What does that have to do with your yoga practice? You came here expecting to move in familiar ways. You came here expecting me to tell you to breathe as if that was the measure of your endurance or consciousness, as if that done with precision will mean the yoga is working.

 

We see, hear, taste, smell, touch and think of that which comes in from an outside source. We have another sense of our movement in relation to space. Simultaneously, we have internal senses that measure impressions of the world within. These senses dictate our behavior both consciously and automatically.  We are a matrix of nerves wired to compute 24/7.

We are not familiar with all of ourselves because all of ourselves is vast beyond present measurement.

 

People come to yoga for relief and they try to blow past sensations like a suffering laborer bearing a birth.

 

What is the work of the yoga teacher as modern yoga’s timeline plays out in outdated studios that dot our cities like coffee shops? Statistics prove that despite the volume of Americans populating fitness centers, they are more overweight than ever.  And despite the volume of yoga studios, people seem less aware than ever.

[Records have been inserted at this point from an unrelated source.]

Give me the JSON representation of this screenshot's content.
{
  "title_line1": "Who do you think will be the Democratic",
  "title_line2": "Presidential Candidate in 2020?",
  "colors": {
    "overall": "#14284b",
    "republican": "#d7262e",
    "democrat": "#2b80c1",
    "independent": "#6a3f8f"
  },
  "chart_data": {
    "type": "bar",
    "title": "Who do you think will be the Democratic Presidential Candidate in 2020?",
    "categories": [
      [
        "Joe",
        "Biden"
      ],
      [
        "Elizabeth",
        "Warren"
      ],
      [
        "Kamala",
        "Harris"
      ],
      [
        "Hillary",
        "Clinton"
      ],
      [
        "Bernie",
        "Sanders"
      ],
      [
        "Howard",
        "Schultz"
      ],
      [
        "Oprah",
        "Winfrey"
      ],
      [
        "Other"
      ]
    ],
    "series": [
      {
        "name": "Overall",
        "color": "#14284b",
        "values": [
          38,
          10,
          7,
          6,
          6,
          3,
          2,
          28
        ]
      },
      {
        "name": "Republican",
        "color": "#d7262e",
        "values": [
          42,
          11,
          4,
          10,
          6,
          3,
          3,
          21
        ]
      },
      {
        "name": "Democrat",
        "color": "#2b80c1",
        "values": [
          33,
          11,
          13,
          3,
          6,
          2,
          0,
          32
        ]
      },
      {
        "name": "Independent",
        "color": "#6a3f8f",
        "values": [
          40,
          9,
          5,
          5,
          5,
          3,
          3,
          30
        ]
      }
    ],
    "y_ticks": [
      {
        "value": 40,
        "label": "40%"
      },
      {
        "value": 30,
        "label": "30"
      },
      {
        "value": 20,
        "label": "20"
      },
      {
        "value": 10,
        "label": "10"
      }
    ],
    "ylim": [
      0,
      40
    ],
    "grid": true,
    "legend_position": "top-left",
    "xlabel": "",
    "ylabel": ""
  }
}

At the university where I teach there is a never ending stream of yoga devotees that come and go with their changing schedules. Many of them frequent local studios as well.  But they are less present than ever. The eyes seem lit by flickering candles when I’m looking for high beams. Not all, not always but….

 

 

Yesterday I asked my students if they were stoic. I told them, we are trained in this country for stoicism. Pull up your bootstraps. Do the work. Don’t complain. Don’t feel. Just do it. It’s not just the first settlers, those uptight pilgrims. We bring it from our individual cultures. How would anything get done if we sat around getting in touch with our authentic feelings?  We don’t have time for that. In a room of twenty plus students, most of them nodded their heads.

 

Yoga is a difficult intimacy. It is confrontational. It provokes. Your mind pushes back by demanding more breath to trick your body toward self satisfaction or self loathing. This is delusion. Yoga master takes on a dark meaning.

 

There is a worthy job for a yoga teacher. Guide the students toward sensitivity Ask for slower movement, for less movement, for more precise movement. Ask them again and again to stop and notice. Incite them to regard their reactions. Invite them to extend that to personal habit.

 

Create the yoga, the yoking, the marriage of philosophy and physical by entwining all manner of movement. Weave the present into the past and the past into the present and invite the ever evolving story of the person to unfold.